25 mai 2022
Cour de cassation
Pourvoi n° 20-14.352

Chambre commerciale financière et économique - Formation de section

Publié au Bulletin - Publié au Rapport

ECLI:FR:CCASS:2022:CO00343

Titres et sommaires

SOCIETE (RèGLES GéNéRALES) - Parts sociales - Cession - Prix - Fixation - Fixation par expert - Désignation par le président du tribunal - Refus - Décision susceptible d'appel

La décision par laquelle le président du tribunal, saisi en application de l'article 1843-4 du code civil, refuse, pour quelque cause que ce soit et, notamment, en raison de l'autorité de chose jugée attachée à une précédente décision de refus, de désigner un expert est susceptible d'appel.
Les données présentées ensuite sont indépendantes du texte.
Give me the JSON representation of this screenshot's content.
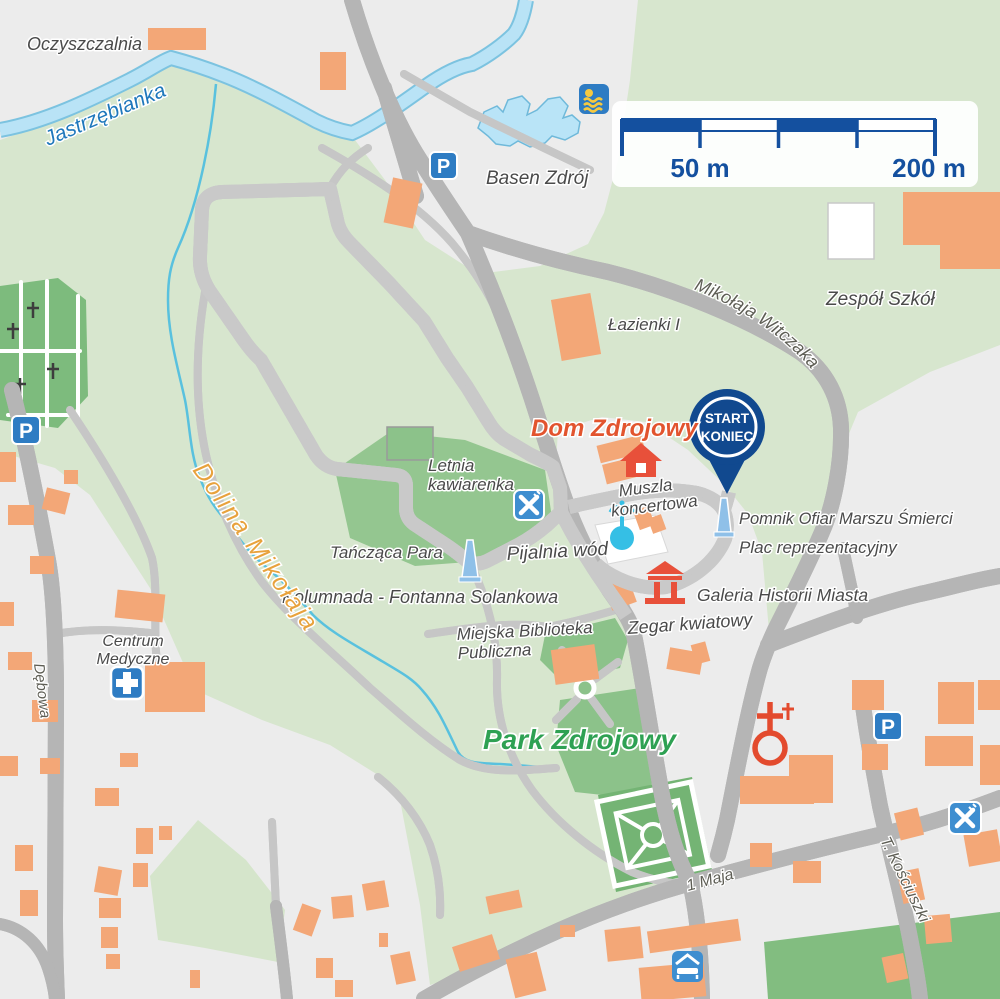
{
  "scale_bar": {
    "left": "50 m",
    "right": "200 m"
  },
  "marker": {
    "start": "START",
    "end": "KONIEC"
  },
  "icons": {
    "parking_letter": "P"
  },
  "labels": {
    "oczyszczalnia": "Oczyszczalnia",
    "jastrzebianka": "Jastrzębianka",
    "basen": "Basen Zdrój",
    "zespol": "Zespół Szkół",
    "lazienki": "Łazienki I",
    "witczaka": "Mikołaja Witczaka",
    "dom": "Dom Zdrojowy",
    "muszla1": "Muszla",
    "muszla2": "koncertowa",
    "pomnik": "Pomnik Ofiar Marszu Śmierci",
    "plac": "Plac reprezentacyjny",
    "galeria": "Galeria Historii Miasta",
    "zegar": "Zegar kwiatowy",
    "letnia1": "Letnia",
    "letnia2": "kawiarenka",
    "tanczaca": "Tańcząca Para",
    "pijalnia": "Pijalnia wód",
    "kolumnada": "Kolumnada - Fontanna Solankowa",
    "biblioteka1": "Miejska Biblioteka",
    "biblioteka2": "Publiczna",
    "park": "Park Zdrojowy",
    "dolina": "Dolina Mikołaja",
    "centrum1": "Centrum",
    "centrum2": "Medyczne",
    "debowa": "Dębowa",
    "maja": "1 Maja",
    "kosciuszki": "T. Kościuszki"
  },
  "colors": {
    "route": "#14509f",
    "water": "#b9e3f6",
    "green_base": "#d7e6ce",
    "lawn": "#8cc28a",
    "road": "#f8efc4",
    "building": "#f3a777",
    "label_orange": "#e2542e",
    "label_green": "#2ea153",
    "valley_label": "#e8a23c",
    "river_label": "#1f78bc"
  }
}
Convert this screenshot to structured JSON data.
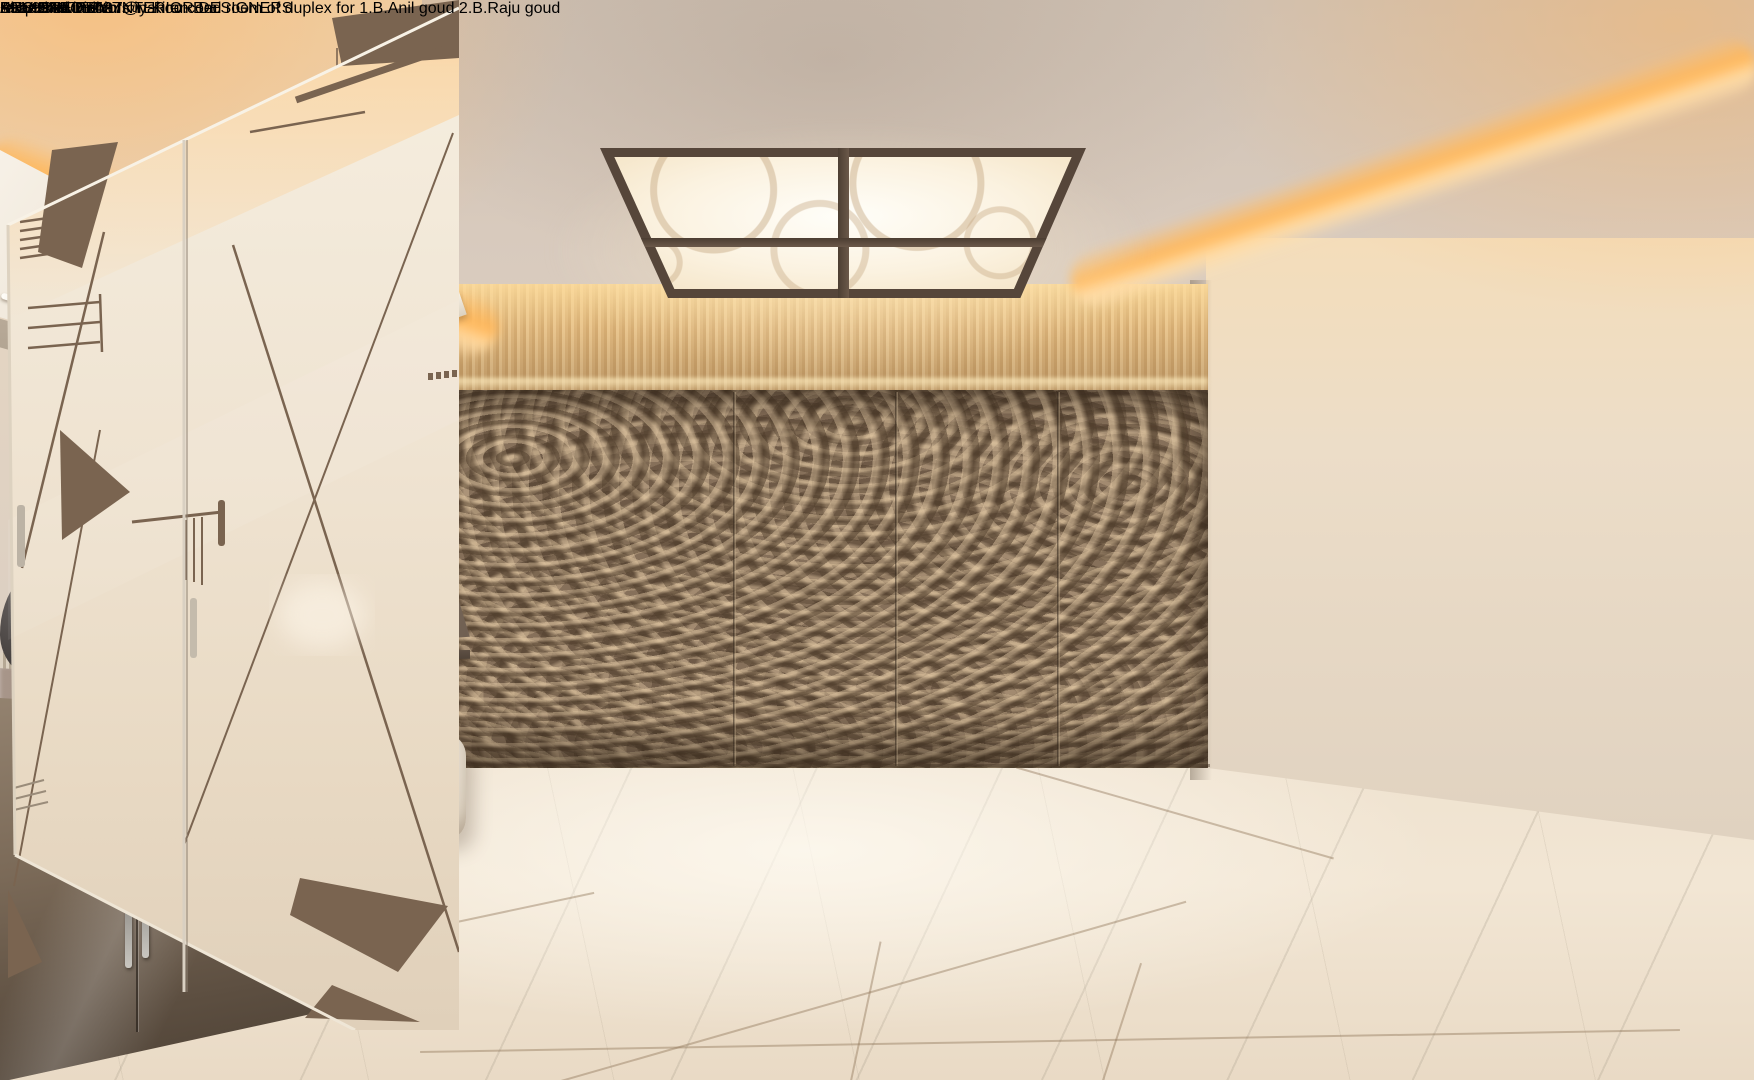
{
  "overlay": {
    "title": "Kiran Bed Room",
    "subtitle": "Proposed interiors in Kiran Bed room of duplex for 1.B.Anil goud  2.B.Raju goud",
    "credits": {
      "designed_by": "DESIGNED BY",
      "firm": "SUVIDHA 7",
      "tagline": "ARCHITECETS  INTERIOR DESIGNERS",
      "phone": "+91 9949757427",
      "email": "ramesh-suvidha7@yahoo.com"
    }
  },
  "palette": {
    "cove_glow": "#f6a94a",
    "ceiling": "#d6c9bd",
    "wall": "#e2d5c6",
    "wood_band": "#d9b382",
    "carved_panel": "#86705b",
    "floor": "#efe3d1",
    "rug": "#4b3f31",
    "furniture_taupe": "#8a796b",
    "bedding": "#d9cebd",
    "wardrobe": "#efe4d3",
    "decal_brown": "#7a6450",
    "text_gray": "#85827e"
  }
}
En ce cas, au terme d'un réexamen complet des faits et circonstances de la cause, la cour d'appel peut, si elle décide d'infirmer l'ordonnance qui lui est déférée, désigner elle-même un expert, et ce, par une décision sans recours possible, sauf excès de pouvoir

SOCIETE (RèGLES GéNéRALES) - Parts sociales - Cession - Prix - Fixation - Fixation par expert - Désignation par le président du tribunal - Refus - Appel - Pouvoirs de la cour d'appel - Désignation d'un expert

Texte de la décision

COMM.

SMSG



COUR DE CASSATION
______________________


Audience publique du 25 mai 2022




Rejet


Mme MOUILLARD, président



Arrêt n° 343 FS-B+R

Pourvoi n° P 20-14.352




R É P U B L I Q U E F R A N Ç A I S E

_________________________

AU NOM DU PEUPLE FRANÇAIS
_________________________


ARRÊT DE LA COUR DE CASSATION, CHAMBRE COMMERCIALE, FINANCIÈRE ET ÉCONOMIQUE, DU 25 MAI 2022

1°/ Mme [P] [O], veuve [R], domiciliée [Adresse 5],

2°/ M. [D] [R], domicilié [Adresse 4],

3°/ Mme [G] [R], domiciliée [Adresse 2],

4°/ Mme [N] [R], domiciliée [Adresse 1],

ont formé le pourvoi n° P 20-14.352 contre l'ordonnance en la forme des référés rendue le 12 novembre 2019 par le tribunal de grande instance de Blois, dans le litige les opposant :

1°/ à la société du Connil, société civile immobilière, dont le siège est [Adresse 3],

2°/ à la société Logex Centre Loire, société à responsabilité limitée, dont le siège est [Adresse 3],

défenderesses à la cassation.

Les demandeurs invoquent, à l'appui de leur pourvoi, le moyen unique de cassation annexé au présent arrêt.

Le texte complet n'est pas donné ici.